Healthcare spending in 2020 is on course to not only be lower than in 2019, but lower than ever recorded, according to an analysis of available data by Kaiser Family Foundation (KFF) experts.
Although the decrease in spending is expected to be modest, this would be the first outright drop in spending on patient care since records started being kept in the 1960s, KFF President Drew Altman noted in a column accompanying the new report.
The decreased spending may have come at the expense of health, Altman added. “We do not know what share of the spending and utilization skipped or delayed because of COVID-19 was necessary or unnecessary. There was a decline in cancer screenings and visits to manage chronic care, but we also do not know if health outcomes suffered.”
Through October, spending for health services decreased by about 2% on an annualized basis compared with the same period in 2019, KFF researchers Cynthia Cox, MPH, and Krutika Amin, PhD, found. Including drug costs, which actually rose during the pandemic, total health costs were down a mere 0.5% from the prior-year period, they said.
Nevertheless, they pointed out, “Any decrease in health spending would be historic, as health costs tend to rise faster than inflation and have even grown during past periods of economic downturn.”
One source of KFF’s data is the Quarterly Services Survey (QSS) of the US Census Bureau. According to that survey, health services costs grew 0.3% in Q1 2020 compared with the first quarter of 2019. In the second quarter of 2020 — when the coronavirus took hold in the US — health spending plunged 8.6% compared with Q2 2019. And in the third quarter of 2020, spending rose 1.3% from the prior-year period.
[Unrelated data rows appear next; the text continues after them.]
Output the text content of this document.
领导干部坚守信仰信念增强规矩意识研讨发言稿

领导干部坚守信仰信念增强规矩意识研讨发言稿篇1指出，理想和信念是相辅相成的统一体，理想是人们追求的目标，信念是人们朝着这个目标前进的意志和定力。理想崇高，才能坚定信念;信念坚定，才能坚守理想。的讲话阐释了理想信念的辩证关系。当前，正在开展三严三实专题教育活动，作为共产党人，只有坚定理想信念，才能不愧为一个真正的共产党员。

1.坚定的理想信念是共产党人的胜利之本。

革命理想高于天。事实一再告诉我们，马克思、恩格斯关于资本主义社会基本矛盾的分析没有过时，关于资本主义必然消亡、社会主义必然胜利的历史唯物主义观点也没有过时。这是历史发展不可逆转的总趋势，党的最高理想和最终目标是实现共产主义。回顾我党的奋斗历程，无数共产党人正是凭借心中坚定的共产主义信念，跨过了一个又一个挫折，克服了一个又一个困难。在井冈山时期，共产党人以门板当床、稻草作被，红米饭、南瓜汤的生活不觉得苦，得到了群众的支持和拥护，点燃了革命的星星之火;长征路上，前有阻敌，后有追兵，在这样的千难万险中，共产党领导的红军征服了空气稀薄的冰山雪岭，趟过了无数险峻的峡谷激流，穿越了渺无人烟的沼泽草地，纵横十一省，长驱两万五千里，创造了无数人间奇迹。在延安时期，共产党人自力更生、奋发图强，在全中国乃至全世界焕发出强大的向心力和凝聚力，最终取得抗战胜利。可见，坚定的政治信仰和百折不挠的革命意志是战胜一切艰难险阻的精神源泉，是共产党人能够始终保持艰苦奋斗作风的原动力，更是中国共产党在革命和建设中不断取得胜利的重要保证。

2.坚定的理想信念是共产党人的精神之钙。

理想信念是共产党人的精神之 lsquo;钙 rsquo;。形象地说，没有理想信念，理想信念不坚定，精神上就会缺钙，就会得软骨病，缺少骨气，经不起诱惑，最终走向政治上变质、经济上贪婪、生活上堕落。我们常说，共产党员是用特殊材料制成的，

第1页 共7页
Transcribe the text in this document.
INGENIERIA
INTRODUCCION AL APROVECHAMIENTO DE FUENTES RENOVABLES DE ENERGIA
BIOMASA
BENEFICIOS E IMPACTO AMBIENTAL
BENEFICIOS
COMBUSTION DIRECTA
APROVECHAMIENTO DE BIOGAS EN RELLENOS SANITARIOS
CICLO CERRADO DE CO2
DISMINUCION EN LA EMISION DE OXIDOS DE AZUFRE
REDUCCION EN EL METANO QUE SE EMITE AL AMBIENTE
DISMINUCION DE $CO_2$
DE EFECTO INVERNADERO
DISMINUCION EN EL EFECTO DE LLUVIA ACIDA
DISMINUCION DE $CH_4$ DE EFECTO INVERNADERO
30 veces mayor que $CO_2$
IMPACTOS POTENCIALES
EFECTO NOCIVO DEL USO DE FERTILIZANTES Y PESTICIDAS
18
Overall, health services revenue fell 2.4% through September 30 compared with the same period in 2019. In contrast, health services revenue increased by 5% in 2019 over 2018. Again, this data does not include pharmaceutical sales.
Another Gauge of Spending
The researchers also looked at the personal consumption expenditure (PCE) data from the Bureau of Economic Analysis, a unit of the US Department of Commerce.
This data, which is published monthly on an annualized basis, shows that spending on health services was down sharply in spring 2020. At its nadir in April, personal healthcare spending was down by 31.9% on an annualized basis. But spending rebounded and, by October, had decreased just 1.7% from the previous year.
In contrast, the PCE data shows, spending on pharmaceuticals and other medical products was up 6.3% year-over-year as of October 2020. “Prescription drug revenue has not suffered from the pandemic the way health services revenue has, as the latter fell largely due to social distancing and the delay or cancelation of elective procedures,” the report notes.
Impact Differs by Industry Sector
The QSS analysis indicated that some healthcare sectors were hit harder by the pandemic than others. While there was a 2.4% decline in spending on all health services, physician offices saw a 4% drop and outpatient care centers experienced a 4.7% decrease in spending.
Hospital revenue was down 5.5% in the second quarter of 2020, largely because of the cancellation of many elective procedures, but it bounced back in Q3, rising 2.9% over the previous year. For the first three quarters of 2020, hospital revenue was down only 1.7% compared with the same period in 2019.
Spending on medical and diagnostic laboratories, similarly, dropped 14.6% in the second quarter. But as COVID-19 testing became more widely available in the third quarter, lab spending jumped 22.2% compared with the prior-year period. On balance, lab revenue was up 1.2% for the first three quarters of 2020, compared with the same time period in 2019.
Nursing homes saw a more substantial increase in spending. For the first three quarters of 2020, their revenue grew 4.5%. The researchers did not explain why.
Early in the pandemic, the report notes, there was a huge drop in the number of cancer screenings. A follow-up analysis by the Epic Health Research Network, which includes users of the Epic EHR, found that there have been an estimated 285,000 missed breast cancer screenings, 95,000 missed colon cancer screenings, and 40,000 missed cervical cancer screenings so far in 2020.
Telemedicine Is Down
As noted elsewhere, the report shows that telemedicine use has increased during the pandemic, but not enough to offset the decline in outpatient office visits.
According to the latest office visit survey by Harvard University, the Commonwealth Fund, and Phreesia, telemedicine visits in November represented just over 6% of all patient encounters, less than half of what they were last May.
Overall, this survey finds, the number of office visits has returned to its level previous to the pandemic. However, pediatric visits are still far below the prepandemic baseline, whereas visits by Medicare patients are above the baseline.
Dermatologists, urologists, and adult primary care doctors are also seeing more patients than they were at this time last year. But some other specialties are experiencing lower visit levels, as are smaller primary care practices.